La population noire, elle, remonte des Etats ruraux – la récolte du coton commence à être mécanisée – vers les grands centres industriels. Les grèves se succèdent, le mécontentement grandit, les usines engagent de la main-d’œuvre noire pour compenser l’absentéisme des grévistes blancs, notamment dans les entrepôts de l’Aluminium Ore Company, l’une des plus importantes usines de bauxite des Etats-Unis.
Le 2 juillet, tout explose. La rumeur assure que les « nègres » vont charcuter les femmes blanches. Les Blancs foutent le feu. Et lynchent à tour de bras. En sous-main, le Ku Klux Klan manipule les émeutiers. Les femmes, les enfants noirs sont traqués par des assassins ivres de sang. On pend des cadavres aux poteaux télégraphiques. Les quartiers noirs, constitués de cabanes pourries, de wagons hors d’usage, de clapiers tapissés de journaux, se vident.
C’est là que la famille Mcdonald survit – tout juste. Le père de la gamine, désigné sur la feuille d’état civil par trois lettres (« Edw. ») est-il Eddie Carson, batteur de jazz à ses heures ? Ou bien est-ce un autre gugusse de passage ? Carrie, la maman, est blanchisseuse, et son compagnon, Arthur Martin, est un loqueteux qui pue violemment des pieds (c’est Joséphine qui le dit dans ses différentes autobiographies) et ne fait rien.

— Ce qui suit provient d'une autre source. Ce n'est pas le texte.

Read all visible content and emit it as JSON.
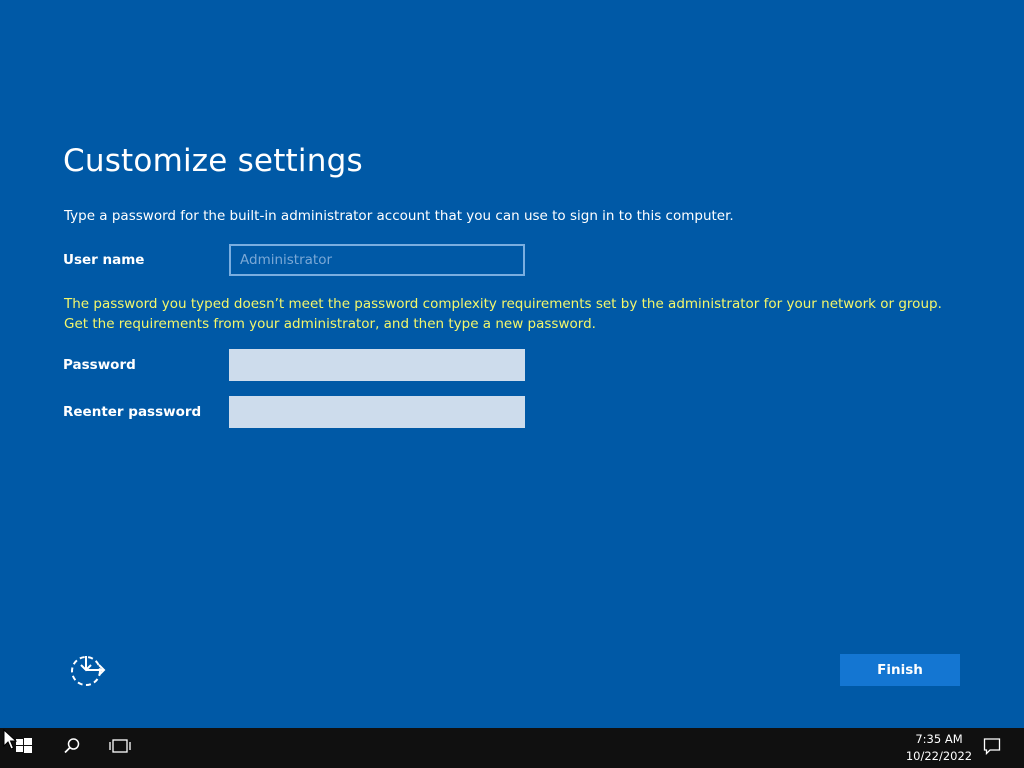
{
  "page": {
    "title": "Customize settings",
    "instruction": "Type a password for the built-in administrator account that you can use to sign in to this computer.",
    "error_message": "The password you typed doesn’t meet the password complexity requirements set by the administrator for your network or group. Get the requirements from your administrator, and then type a new password."
  },
  "form": {
    "username": {
      "label": "User name",
      "placeholder": "Administrator",
      "value": ""
    },
    "password": {
      "label": "Password",
      "value": ""
    },
    "reenter_password": {
      "label": "Reenter password",
      "value": ""
    }
  },
  "actions": {
    "finish_label": "Finish",
    "accessibility_icon": "ease-of-access-icon"
  },
  "taskbar": {
    "start_icon": "windows-logo-icon",
    "search_icon": "search-icon",
    "task_view_icon": "task-view-icon",
    "notification_icon": "action-center-icon",
    "time": "7:35 AM",
    "date": "10/22/2022"
  },
  "colors": {
    "background": "#0059a6",
    "error_text": "#f4f76b",
    "finish_button": "#1476d2",
    "input_fill": "#cddcec",
    "taskbar": "#101010"
  }
}
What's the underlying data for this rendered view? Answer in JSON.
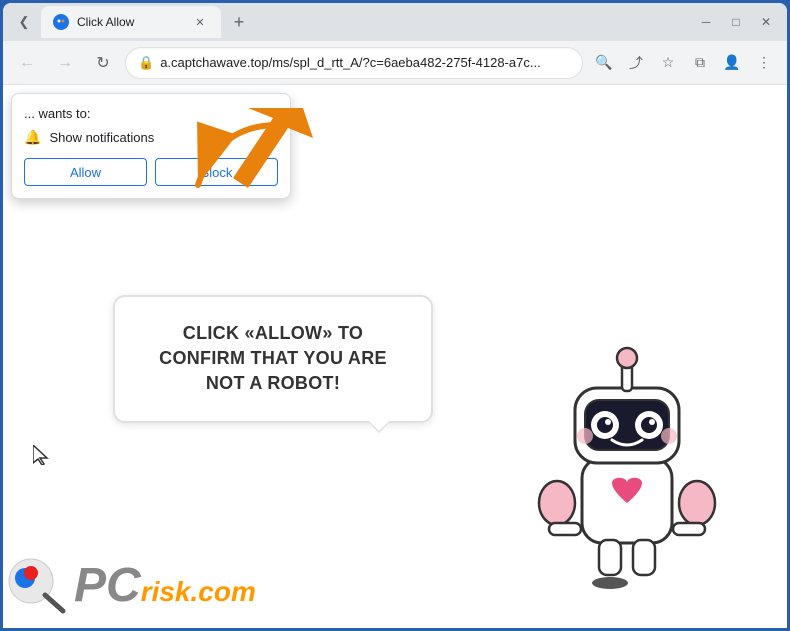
{
  "browser": {
    "title_bar": {
      "tab_title": "Click Allow",
      "new_tab_label": "+",
      "minimize_label": "─",
      "maximize_label": "□",
      "close_label": "✕",
      "chevron_label": "❮",
      "menu_dots": "⋮"
    },
    "nav_bar": {
      "back_label": "←",
      "forward_label": "→",
      "refresh_label": "↻",
      "url": "a.captchawave.top/ms/spl_d_rtt_A/?c=6aeba482-275f-4128-a7c...",
      "search_label": "🔍",
      "share_label": "⤴",
      "bookmark_label": "☆",
      "split_label": "⧉",
      "profile_label": "👤"
    }
  },
  "popup": {
    "wants_text": "... wants to:",
    "permission_text": "Show notifications",
    "allow_label": "Allow",
    "block_label": "Block",
    "close_label": "×"
  },
  "page": {
    "message": "CLICK «ALLOW» TO CONFIRM THAT YOU ARE NOT A ROBOT!",
    "pcrisk_text": "PC",
    "pcrisk_suffix": "risk.com"
  },
  "colors": {
    "accent_blue": "#1a73e8",
    "browser_bg": "#dee1e6",
    "arrow_orange": "#e8820c"
  }
}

La gamine traîne, la rue est son royaume : elle regarde les « minstrels shows », ces petits groupes de musiciens qui vont de cachet en cachet, elle chasse les rats qui courent sur sa paillasse, elle observe les putes de East Saint Louis, livrées à tous les vices ; l’une des spécialités les plus demandées, dit-on, est « la chatte en feu ». Un peu d’essence sur le pubis de la prostituée (noire, de préférence), et une allumette, pour rigoler…
Le pont, c’est le salut, lors de l’émeute. L’Eads Bridge enjambe le Mississippi : deux kilomètres de béton et d’acier qu’il faut franchir, en pleine nuit, hors d’haleine, avec les barbares derrière. Joséphine, dans les jupes de sa mère, court pour échapper aux « rednecks » qui allument des croix de feu. Un homme, près d’elle, tombe, le visage lacéré par une balle. Une femme enceinte est éventrée. La garde nationale, appelée à la rescousse, se joint aux émeutiers.
Au petit matin, on dénombrera des centaines de cadavres et six mille foyers noirs ont été détruits. Il n’y a pas de photos de cette nuit sauf une, prise de loin, aujourd’hui conservée au Smithsonian National Museum of African History. Joséphine Baker, elle, garde des images dans sa tête. C’est la guerre en Europe, c’est la guerre à Saint-Louis. La Russie a inventé les pogroms, l’Amérique les perfectionne. Freda Josephine Mcdonald va se fabriquer une autre vie, une autre identité. Sa vocation lui viendra d’une autre guerre, achevée.
La naissance du jazz
1898. Les soldats américains sont rentrés de Cuba, après le conflit avec l’Espagne. Les colonies des Caraïbes ont été nettoyées, et les troupes – souvent noires – débarquent à La Nouvelle-Orléans. Elles trimballent, dans leur paquetage, des cuivres : trompettes, trombones, bugles, saxophones, tubas, hélicons, clairons, cornets à pistons, mellophones, que sais-je ? Le jazz naît ainsi.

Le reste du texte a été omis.